I would argue that research involving human subjects that is never going to produce meaningful results is inherently unethical:
  • Firstly it is wasting subjects time, which is particularly significant when subjects are also patients whose time and energy is a precious limited resource. A central purpose of an ethics committee is surely to safeguard potential human subjects.
  • Secondly academic research by respected institutes is assumed by the public to have a useful purpose, so if it is the case that a research project is never going to produce meaningful results, unless subjects know this, they can not be said to have given informed consent.
[Cross posted with @Jonathan Edwards above]
 
This sounds a bit behind the times. When I was on the UCL ethics review panel in the 1980s we took seriously whether the study would produce useful results if it involved any risk to patients. That would be the case for any drug testing, invasive intervention or even anything that might cause distress.

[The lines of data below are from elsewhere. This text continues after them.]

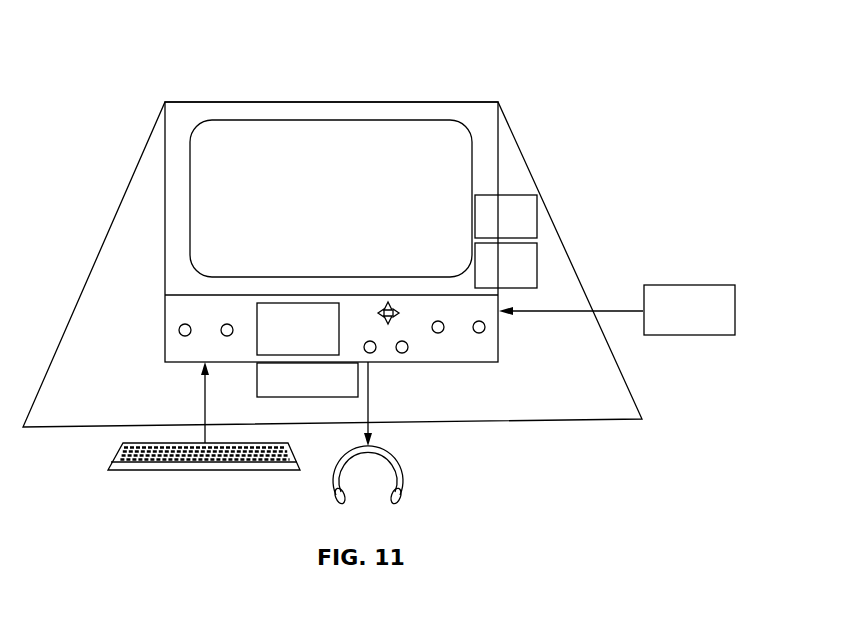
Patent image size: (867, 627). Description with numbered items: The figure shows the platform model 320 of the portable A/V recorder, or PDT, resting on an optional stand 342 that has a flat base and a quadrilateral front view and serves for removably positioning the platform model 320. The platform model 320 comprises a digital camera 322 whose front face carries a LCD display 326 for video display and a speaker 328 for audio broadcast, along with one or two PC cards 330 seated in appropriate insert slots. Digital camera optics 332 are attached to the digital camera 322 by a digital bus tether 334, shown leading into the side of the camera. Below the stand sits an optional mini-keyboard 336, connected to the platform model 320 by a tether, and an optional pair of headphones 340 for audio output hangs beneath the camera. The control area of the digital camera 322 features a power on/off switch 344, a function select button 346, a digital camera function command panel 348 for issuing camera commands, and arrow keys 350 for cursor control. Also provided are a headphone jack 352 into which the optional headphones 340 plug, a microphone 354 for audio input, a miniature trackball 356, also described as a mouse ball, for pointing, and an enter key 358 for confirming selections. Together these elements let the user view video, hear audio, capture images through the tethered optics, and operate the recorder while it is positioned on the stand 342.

The platform model 320 is at (121, 62).
The digital camera 322 is at (165, 332).
The LCD display 326 is at (350, 208).
The speaker 328 is at (358, 385).
The PC cards 330 is at (537, 217).
The digital camera optics 332 is at (697, 285).
The digital bus tether 334 is at (614, 311).
The mini-keyboard 336 is at (117, 465).
The headphones 340 is at (343, 500).
The stand 342 is at (92, 405).
The power on/off switch 344 is at (185, 336).
The function select button 346 is at (227, 336).
The digital camera function command panel 348 is at (298, 303).
The arrow keys 350 is at (388, 302).
The headphone jack 352 is at (374, 352).
The microphone 354 is at (406, 352).
The miniature trackball 356 is at (439, 333).
The enter key 358 is at (485, 327).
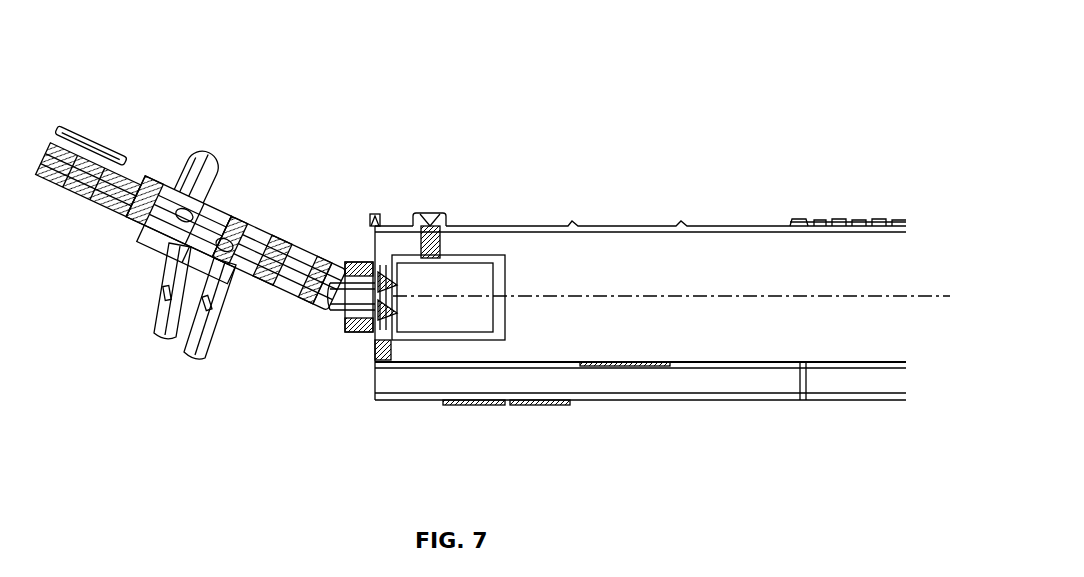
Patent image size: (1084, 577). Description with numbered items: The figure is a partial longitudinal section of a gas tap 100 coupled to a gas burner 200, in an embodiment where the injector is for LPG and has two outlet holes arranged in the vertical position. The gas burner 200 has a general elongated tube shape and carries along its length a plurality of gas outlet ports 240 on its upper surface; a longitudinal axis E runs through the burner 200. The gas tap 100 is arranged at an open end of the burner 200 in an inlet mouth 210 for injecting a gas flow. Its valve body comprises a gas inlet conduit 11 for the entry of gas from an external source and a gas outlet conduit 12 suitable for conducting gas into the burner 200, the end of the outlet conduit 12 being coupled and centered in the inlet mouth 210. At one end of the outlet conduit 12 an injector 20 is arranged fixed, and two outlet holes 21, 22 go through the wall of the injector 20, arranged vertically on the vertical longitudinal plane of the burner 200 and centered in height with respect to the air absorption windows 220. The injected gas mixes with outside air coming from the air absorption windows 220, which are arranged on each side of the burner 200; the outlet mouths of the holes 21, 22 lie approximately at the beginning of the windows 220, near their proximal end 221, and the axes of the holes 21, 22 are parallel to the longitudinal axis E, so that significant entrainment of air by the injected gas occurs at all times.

The whole point of ethics boards is to look at risk benefit. That means you have to assess the likely benefits - which are nil if the design is poor.
Going by the 'quality' of a great many of the studies we analyse here you must have been so far ahead of your time back then that few have managed to catch up yet.
I would argue that research involving human subjects that is never going to produce meaningful results is inherently unethical:
  • Firstly it is wasting subjects time, which is particularly significant when subjects are also patients whose time and energy is a precious limited resource. A central purpose of an ethics committee is surely to safeguard potential human subjects.
  • Secondly academic research by respected institutes is assumed by the public to have a useful purpose, so if it is the case that a research project is never going to produce meaningful results, unless subjects know this, they can not be said to have given informed consent.
Yes.

In addition it wastes resources that could have been spent on better research.
 
Thanks for posting this Andy.
In addition it wastes resources that could have been spent on better research.
Yes.
And, further in addition, it allows commercial and other interests to hype their products with 'evidence' of very dubious value (from tiny/unblinded studies with large numbers of (subjective) outcomes).

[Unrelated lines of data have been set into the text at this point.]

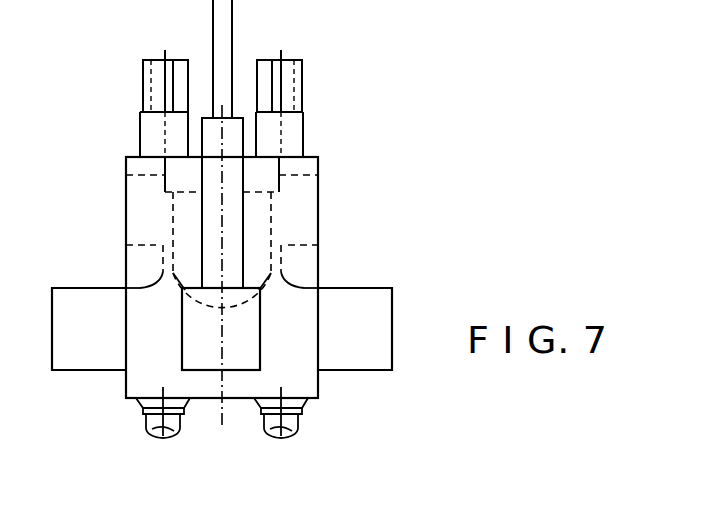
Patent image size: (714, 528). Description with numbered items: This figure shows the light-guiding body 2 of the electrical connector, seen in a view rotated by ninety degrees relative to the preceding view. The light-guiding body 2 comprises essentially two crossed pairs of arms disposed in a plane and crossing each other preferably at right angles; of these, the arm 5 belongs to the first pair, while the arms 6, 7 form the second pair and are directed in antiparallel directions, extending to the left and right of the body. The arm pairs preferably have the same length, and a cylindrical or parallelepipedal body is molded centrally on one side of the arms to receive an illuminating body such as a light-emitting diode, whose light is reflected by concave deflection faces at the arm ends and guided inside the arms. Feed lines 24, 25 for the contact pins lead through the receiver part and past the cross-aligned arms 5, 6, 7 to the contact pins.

The light-guiding body 2 is at (295, 208).
The arm 5 is at (238, 335).
The arm 6 is at (357, 303).
The arm 7 is at (79, 308).
The feed line 24 is at (158, 77).
The feed line 25 is at (288, 70).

In New Zealand, the national ethical principles for health research include:
  • "Tika refers to what is right and what is good for any particular situation. Importantly, in the context of ethics it relates to the design of a study, and whether the research achieves proposed outcomes, benefits participants and communities and brings about positive change.
  • Beneficence for individuals and communities implies improving or benefiting people’s health or broader wellbeing. It is both the basic aim of good research and its fundamental justification. Health research should be designed, conducted and reported with the intention to improve outcomes. Beneficence also requires that projects have merit."
So, it is definitely expected that research studies will be well-designed. I expect that is the case with most countries' health research ethical principles. To what extent the ethics committees that sign off on proposed research actually check research against the required principles is another question.

Maybe we need more challenging of ethics committee decisions when research will not provide useful information. Or, after the research is done, we could at least bring deviations from ethical standards (which include requirements of research quality) to the approving ethics committee's notice so that research review improves.